La 46e Assemblée générale a pris bonne note de la disponibilité du CICR en cette matière : elle a prié le Secrétaire général des Nations Unies de rendre compte à la 47e Assemblée générale des activités menées à cet égard par le CICR (Décision A/46/417 du 9 décembre 1991).

Répondant à cette demande, le CICR a mis sur pied une réunion d'experts destinée à étudier le contenu et les limites des règles juridiques relatives à la protection de l'environnement en période de conflit, ainsi qu'à identifier les éventuelles lacunes du droit en vigueur.

Plus de 30 experts (militaires, scientifiques, académiques et représentants de gouvernements ou d'organisations gouvernementales et non gouvernementales) ont répondu à l'invitation du CICR et se sont réunis à Genève du 27 au 29 avril 1992.

La réunion a permis de dresser une liste des principales questions méritant étude et discussion. Parmi celles-ci, on mentionnera en particulier le rôle et la portée précise des règles coutumières protégeant l'environnement; l'interprétation des règles conventionnelles applicables (en particulier les Articles 35.e et 55 du Protocole I et celles de la Convention sur l'interdiction d'utiliser des techniques de modification de l'environnement); l'applicabilité en temps de conflit armé des dispositions du droit international de l'environnement ainsi que la problématique de la mise en oeuvre et du respect des règles existantes applicables.

Toutes ces questions n'ont pu être examinées en détail mais les débats très nourris et l'atmosphère positive ont conduit à certains éléments de conclusion. On notera en particulier que peu d'experts se sont prononcés en faveur d'une nouvelle codification, la plupart insistant sur la nécessité de mesures conduisant à un meilleur respect du droit existant ainsi qu'à certaines clarifications de ce droit.

Ces débats, qui feront l'objet d'un rapport détaillé qui sera soumis à la 47e Assemblée générale des Nations Unies, en automne 1992, ont montré l'ampleur des problèmes et la nécessité de travaux plus approfondis.
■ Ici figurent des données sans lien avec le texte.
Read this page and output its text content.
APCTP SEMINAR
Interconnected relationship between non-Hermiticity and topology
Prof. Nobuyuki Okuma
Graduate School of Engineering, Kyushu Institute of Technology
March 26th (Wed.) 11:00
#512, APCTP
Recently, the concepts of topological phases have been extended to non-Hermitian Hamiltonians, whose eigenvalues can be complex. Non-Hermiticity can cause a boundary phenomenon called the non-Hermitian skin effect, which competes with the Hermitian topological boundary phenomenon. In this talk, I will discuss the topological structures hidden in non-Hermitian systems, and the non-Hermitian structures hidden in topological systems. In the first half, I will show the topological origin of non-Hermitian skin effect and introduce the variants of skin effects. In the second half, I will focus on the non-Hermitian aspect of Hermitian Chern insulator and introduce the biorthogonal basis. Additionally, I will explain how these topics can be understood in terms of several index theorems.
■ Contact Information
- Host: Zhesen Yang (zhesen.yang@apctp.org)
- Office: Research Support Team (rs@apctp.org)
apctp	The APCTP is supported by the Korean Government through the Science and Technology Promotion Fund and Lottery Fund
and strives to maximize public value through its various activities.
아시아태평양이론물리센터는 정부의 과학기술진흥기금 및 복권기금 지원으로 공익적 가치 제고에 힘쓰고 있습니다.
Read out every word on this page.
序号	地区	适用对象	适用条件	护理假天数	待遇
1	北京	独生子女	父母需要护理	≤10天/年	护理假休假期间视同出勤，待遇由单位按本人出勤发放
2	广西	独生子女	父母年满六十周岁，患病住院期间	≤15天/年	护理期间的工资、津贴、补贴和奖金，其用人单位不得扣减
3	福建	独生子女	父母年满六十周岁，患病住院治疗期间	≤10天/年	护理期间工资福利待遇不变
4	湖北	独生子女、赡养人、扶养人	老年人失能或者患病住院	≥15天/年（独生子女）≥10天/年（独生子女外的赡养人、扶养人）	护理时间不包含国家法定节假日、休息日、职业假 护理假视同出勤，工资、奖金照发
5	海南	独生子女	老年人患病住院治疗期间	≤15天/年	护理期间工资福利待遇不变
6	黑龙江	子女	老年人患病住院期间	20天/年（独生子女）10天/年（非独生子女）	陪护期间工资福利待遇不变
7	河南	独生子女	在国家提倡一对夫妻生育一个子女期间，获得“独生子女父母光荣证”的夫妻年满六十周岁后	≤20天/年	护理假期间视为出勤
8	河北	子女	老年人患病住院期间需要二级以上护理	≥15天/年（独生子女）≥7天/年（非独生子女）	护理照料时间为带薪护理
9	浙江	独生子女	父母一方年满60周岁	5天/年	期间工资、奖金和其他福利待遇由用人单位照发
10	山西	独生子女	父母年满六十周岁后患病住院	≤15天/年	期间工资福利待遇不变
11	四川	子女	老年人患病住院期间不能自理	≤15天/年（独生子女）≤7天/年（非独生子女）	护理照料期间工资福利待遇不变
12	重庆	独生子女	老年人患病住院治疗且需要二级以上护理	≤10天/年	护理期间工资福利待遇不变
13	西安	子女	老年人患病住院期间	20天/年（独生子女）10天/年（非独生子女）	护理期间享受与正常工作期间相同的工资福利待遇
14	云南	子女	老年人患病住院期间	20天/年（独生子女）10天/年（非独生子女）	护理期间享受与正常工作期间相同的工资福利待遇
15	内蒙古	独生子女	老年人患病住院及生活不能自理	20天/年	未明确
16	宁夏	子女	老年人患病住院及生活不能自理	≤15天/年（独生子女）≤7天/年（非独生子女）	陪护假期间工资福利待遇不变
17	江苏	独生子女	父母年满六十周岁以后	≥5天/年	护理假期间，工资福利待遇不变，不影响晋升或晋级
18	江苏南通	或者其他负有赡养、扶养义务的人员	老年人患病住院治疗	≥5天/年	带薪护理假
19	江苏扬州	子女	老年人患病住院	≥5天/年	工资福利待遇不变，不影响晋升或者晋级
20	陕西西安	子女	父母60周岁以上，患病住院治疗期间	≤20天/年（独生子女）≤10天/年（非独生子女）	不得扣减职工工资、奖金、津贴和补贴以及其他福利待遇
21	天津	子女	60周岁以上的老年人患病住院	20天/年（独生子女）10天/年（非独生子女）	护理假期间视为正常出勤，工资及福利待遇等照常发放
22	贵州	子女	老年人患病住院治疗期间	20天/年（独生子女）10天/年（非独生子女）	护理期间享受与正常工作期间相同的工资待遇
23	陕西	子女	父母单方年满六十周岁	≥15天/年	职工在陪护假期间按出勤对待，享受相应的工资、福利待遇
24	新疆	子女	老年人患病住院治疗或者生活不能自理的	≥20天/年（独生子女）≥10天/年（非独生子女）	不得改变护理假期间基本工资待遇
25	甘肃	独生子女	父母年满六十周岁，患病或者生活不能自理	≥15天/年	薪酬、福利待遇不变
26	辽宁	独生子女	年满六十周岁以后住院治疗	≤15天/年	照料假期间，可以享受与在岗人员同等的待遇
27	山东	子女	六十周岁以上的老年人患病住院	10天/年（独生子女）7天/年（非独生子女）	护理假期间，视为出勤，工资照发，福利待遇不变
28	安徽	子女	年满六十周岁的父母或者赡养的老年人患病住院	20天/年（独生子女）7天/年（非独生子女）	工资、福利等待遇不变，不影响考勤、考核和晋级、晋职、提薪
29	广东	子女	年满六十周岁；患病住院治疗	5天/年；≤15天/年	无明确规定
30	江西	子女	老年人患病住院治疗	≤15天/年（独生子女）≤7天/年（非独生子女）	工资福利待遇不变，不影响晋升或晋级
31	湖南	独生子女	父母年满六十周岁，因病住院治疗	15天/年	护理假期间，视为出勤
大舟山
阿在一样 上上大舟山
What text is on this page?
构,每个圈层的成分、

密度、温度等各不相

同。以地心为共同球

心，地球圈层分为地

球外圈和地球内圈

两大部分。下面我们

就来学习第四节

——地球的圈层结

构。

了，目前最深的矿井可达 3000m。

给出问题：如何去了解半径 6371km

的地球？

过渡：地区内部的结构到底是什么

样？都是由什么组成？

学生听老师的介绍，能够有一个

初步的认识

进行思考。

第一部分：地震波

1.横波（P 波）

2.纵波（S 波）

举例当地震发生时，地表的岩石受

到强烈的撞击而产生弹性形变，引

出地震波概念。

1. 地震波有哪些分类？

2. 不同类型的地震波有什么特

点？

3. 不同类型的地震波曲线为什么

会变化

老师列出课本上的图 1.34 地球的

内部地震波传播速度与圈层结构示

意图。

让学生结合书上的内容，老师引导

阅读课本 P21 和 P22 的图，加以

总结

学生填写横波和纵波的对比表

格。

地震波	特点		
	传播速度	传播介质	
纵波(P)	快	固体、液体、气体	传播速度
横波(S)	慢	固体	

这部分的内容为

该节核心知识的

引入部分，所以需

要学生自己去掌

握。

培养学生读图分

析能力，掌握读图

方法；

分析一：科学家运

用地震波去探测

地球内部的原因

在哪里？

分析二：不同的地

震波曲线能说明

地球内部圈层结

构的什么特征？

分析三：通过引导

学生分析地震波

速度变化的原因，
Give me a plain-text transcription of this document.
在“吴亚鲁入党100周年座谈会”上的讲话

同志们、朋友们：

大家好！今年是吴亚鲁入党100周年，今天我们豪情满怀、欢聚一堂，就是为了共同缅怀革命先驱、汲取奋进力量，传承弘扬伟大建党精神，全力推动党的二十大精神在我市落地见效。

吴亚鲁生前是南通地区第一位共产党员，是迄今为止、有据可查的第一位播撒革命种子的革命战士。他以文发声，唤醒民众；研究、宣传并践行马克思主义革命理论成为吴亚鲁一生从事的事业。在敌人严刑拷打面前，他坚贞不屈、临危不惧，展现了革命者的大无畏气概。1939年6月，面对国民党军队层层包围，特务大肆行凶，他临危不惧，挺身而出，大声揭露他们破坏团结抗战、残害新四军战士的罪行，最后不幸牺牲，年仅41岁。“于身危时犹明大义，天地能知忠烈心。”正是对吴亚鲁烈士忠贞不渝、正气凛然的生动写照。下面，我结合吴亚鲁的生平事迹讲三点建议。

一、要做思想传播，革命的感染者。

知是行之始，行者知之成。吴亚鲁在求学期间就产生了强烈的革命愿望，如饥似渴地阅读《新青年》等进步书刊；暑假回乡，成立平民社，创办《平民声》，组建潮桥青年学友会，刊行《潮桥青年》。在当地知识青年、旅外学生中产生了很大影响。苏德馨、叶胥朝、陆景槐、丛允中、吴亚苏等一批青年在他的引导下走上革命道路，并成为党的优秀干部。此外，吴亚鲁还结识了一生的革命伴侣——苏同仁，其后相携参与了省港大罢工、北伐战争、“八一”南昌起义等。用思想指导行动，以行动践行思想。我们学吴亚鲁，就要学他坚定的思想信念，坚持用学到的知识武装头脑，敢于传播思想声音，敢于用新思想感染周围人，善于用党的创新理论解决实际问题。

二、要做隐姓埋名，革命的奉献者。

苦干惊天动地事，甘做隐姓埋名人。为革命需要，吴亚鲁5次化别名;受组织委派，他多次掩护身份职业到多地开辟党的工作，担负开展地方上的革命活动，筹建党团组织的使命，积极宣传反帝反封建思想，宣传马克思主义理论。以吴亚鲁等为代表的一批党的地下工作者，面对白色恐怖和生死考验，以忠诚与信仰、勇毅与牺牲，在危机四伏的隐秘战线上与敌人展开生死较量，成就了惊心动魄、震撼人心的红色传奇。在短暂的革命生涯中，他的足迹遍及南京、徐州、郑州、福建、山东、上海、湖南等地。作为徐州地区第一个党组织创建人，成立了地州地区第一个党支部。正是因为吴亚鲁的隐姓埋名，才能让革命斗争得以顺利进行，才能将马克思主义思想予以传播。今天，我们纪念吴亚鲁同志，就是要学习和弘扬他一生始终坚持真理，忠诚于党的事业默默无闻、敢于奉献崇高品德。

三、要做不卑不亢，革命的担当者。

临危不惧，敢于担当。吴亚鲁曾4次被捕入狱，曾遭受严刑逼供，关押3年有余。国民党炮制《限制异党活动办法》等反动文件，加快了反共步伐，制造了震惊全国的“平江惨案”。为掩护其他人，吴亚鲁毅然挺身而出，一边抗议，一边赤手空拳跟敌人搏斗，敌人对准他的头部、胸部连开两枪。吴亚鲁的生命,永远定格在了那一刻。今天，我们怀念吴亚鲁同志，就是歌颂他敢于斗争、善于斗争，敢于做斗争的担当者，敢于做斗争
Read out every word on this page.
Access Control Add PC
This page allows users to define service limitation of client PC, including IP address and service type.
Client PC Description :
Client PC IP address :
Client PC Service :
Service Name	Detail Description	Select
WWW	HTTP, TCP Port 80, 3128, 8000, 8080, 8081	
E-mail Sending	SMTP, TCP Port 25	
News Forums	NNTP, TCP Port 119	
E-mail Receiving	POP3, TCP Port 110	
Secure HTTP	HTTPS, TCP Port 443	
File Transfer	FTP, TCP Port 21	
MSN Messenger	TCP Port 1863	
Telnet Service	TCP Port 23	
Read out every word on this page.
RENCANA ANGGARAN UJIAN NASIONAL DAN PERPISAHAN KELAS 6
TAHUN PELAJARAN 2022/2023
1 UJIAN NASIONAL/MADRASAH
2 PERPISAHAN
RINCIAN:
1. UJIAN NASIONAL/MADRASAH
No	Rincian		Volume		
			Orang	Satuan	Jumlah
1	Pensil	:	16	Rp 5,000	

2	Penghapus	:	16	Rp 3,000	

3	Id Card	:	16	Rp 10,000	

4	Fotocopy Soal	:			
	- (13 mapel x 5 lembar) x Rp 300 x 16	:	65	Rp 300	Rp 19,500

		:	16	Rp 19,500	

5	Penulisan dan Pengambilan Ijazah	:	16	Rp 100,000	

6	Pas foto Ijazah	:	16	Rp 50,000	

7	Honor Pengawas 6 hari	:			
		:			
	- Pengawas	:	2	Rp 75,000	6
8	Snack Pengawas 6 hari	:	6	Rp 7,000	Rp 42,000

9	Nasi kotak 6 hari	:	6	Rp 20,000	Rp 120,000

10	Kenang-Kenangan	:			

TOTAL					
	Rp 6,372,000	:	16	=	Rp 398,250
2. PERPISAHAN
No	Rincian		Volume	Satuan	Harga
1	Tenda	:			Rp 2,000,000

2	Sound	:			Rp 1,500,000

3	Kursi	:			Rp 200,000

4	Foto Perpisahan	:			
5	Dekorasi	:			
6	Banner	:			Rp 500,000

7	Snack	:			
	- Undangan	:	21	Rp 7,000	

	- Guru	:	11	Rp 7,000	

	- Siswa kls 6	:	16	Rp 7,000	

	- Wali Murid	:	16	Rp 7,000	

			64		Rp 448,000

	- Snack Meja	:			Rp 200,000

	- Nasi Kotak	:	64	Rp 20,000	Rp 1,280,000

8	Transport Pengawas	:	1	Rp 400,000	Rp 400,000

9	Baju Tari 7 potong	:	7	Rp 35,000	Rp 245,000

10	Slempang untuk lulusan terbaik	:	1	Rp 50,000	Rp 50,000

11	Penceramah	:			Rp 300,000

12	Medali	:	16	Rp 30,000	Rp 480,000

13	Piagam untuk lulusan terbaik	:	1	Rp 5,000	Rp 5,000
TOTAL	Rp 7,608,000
  8. Conclusions et perspectives  

Le droit international humanitaire en vigueur aborde directement les menaces contre l'environnement qui sont spécifiques aux conflits armés. Les Protocoles   additionnels aux Conventions de Genève de 1977 ont notamment contribué, pour une large part, au renforcement des règles internationales visant à protéger l'environnement en temps de conflit armé. Les deux Protocoles de 1977 méritent donc d'être ratifiés par tous les Etats qui ne l'ont pas encore fait.

La véritable importance de la nouvelle codification en matière de protection de l'environnement en temps de guerre n'est pas encore bien comprise. Il est nécessaire d'entreprendre, tant au plan national qu'international, de nouvelles études qui devront tenir compte non seulement des expériences récentes relatives aux dommages causés à l'environnement mais aussi de l'intérêt croissant, à l'échelon international, pour la protection de l'environnement. Il est nécessaire de prévoir des mesures pratiques afin que   les parties à un conflit armé se soumettent à la   nouvelle réglementation.  La rédaction d'un Manuel rappelant aux commandants militaires leurs obligations en la matière pourrait constituer un premier pas vers un respect total de la réglementation sur la protection de l'environnement.

  L'interprétation et le développement du droit   international humanitaire ont de tout temps constitué l'un des principaux domaines d'activité du CICR.  La protection   de l'environnement en période de conflit armé soulève aujourd'hui d'importantes questions auxquelles des réponses efficaces et réalistes devront être trouvées. A cette fin, le CICR est prêt à poursuivre ses recherches et travaux dans ce domaine et a déjà fait part de son intention de réunir à nouveau des experts dans un avenir proche.